Here we find ourselves in the “Copernican” moment of the history of the science of law, at the boundary between two worlds. A new social order is born, whose nucleus will become an individual right that is developed entirely from the concept of potestas, elevated to the dignity of a right.1

Modern legal theory and philosophy of law were the first to speak of rights that belong to the individual and which the individual can exercise for his or her own ends. For this reason, rights here are also first characterized as a person’s property, endowment, or capacity. It is only at this point that talk of “subjective” or “individual” rights could flourish. At the same time, rights are an essential way of formally defining private or civil law. Rights are primarily defined as claims that enable one person to impose an obligation on another person. The form of rights is therefore as old as the institution of civil law: they have existed ever since there were contractually regulated exchange relations. Both of these observations must be borne in mind at the same time. Together, they define the historicity of rights: rights are a form that can only be understood in historical terms.
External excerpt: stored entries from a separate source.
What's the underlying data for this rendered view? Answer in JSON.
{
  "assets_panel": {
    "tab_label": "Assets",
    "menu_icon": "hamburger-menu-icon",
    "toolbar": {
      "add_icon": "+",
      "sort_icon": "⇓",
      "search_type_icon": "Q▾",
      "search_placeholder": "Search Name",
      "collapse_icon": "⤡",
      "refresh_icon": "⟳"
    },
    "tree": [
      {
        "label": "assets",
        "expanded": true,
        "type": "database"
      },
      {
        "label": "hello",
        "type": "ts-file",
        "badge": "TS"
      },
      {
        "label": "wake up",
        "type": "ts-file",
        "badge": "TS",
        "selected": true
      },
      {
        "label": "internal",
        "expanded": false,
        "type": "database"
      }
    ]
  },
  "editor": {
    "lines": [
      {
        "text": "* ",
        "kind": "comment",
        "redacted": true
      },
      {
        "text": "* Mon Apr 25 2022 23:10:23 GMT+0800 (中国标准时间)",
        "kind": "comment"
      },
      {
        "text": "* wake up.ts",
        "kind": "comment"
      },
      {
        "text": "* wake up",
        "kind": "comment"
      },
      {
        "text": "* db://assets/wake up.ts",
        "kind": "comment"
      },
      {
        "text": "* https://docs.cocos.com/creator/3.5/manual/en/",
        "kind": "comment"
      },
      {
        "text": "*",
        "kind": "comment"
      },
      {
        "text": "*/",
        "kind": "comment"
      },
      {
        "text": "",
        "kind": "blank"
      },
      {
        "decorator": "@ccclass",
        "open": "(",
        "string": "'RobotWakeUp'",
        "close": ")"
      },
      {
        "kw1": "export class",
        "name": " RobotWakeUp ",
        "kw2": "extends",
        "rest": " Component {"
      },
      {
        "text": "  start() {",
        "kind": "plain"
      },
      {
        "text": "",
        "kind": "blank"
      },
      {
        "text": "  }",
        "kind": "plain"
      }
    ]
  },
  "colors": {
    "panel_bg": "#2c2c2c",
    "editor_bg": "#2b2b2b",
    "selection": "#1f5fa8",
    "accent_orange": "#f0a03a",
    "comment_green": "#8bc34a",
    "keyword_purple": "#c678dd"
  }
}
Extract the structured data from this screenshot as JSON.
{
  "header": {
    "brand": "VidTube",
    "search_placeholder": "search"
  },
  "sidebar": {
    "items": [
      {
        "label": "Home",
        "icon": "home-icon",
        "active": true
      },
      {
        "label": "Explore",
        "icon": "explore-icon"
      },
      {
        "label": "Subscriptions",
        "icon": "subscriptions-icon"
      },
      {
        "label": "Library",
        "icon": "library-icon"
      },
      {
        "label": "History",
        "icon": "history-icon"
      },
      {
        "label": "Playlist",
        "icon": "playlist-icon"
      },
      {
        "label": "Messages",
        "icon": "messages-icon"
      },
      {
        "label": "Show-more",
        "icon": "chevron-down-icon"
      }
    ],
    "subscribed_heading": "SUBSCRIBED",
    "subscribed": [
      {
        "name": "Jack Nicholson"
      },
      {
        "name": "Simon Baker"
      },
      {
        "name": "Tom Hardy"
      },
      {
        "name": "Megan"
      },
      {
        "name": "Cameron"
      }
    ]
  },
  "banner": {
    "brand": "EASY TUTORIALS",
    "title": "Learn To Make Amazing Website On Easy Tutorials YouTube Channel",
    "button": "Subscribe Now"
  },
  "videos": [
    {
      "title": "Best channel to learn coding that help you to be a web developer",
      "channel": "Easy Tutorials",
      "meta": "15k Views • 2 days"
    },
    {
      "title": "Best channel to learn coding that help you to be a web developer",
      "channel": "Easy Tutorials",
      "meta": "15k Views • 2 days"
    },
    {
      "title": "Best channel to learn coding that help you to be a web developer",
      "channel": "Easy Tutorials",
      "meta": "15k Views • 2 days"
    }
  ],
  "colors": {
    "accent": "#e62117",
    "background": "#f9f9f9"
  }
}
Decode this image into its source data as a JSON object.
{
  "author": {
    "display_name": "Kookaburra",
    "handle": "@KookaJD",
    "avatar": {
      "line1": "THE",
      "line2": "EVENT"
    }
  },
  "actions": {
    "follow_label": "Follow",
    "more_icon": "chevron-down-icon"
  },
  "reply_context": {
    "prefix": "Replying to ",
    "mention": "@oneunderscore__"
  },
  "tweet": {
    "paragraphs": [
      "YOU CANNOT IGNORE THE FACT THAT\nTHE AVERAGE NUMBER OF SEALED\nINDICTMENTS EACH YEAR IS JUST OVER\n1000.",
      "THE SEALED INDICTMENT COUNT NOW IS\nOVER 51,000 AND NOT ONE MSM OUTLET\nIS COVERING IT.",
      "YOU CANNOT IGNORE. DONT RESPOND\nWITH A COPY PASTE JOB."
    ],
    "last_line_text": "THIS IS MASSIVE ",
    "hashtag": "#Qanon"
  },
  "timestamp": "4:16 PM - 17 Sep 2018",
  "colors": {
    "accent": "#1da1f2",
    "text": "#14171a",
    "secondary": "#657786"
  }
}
We are concerned with the modern form of rights. This modern form cannot be understood by merely considering the continual formulations expressed by civil law regarding the normativity of exchange relationships that, beyond mere family arrangements, pervade all societies: the modern form of rights alters social exchange relationships so fundamentally that no concept of their normative regulation – obligation, freedom, equality, authority [Herrschaft] – is able to retain its traditional meaning. Nor can the modern form of rights be understood by attempting to derive it directly from the basic concept of modernity’s normative order, from the concept of the self-determining, autonomous subject: the modern form of rights does not exist because there are autonomous subjects, but autonomous subjects exist because the modern form of rights does. The modern form of rights results from a radical transformation of law. This transformation is radical because it concerns the meaning of law. With the modern form of rights, the concept of law, indeed the concept of normativity, acquires a new, fundamentally different meaning. The transformation in the conception of rights, which were traditionally expressed in terms of private law, thus does not remain restricted to this domain: “law” as such thereby comes to mean something else, and hence rights in their modern form only exist beyond private law.

A radical transformation of law takes place in the modern form of rights. The de-moralization [Entsittlichung] of law expresses this in negative terms: traditionally, law is the moral or rational order of the fair share in which each receives his or her own – his or her right. The modern administration of rights, however, must be defined in positive terms. It consists in the reconfiguration of the basic relation between the legal and the pre- or extra-legal, between norm and nature. In the modern form of rights, law becomes the process of juridification: rights are the mechanisms of an incessant legalization of the natural.

Notes

  1. 1. Michel Villey, La formation de la pensée juridique moderne, ed. by Stéphane Rials (Paris: Quadrige/PUF, 2006), 267.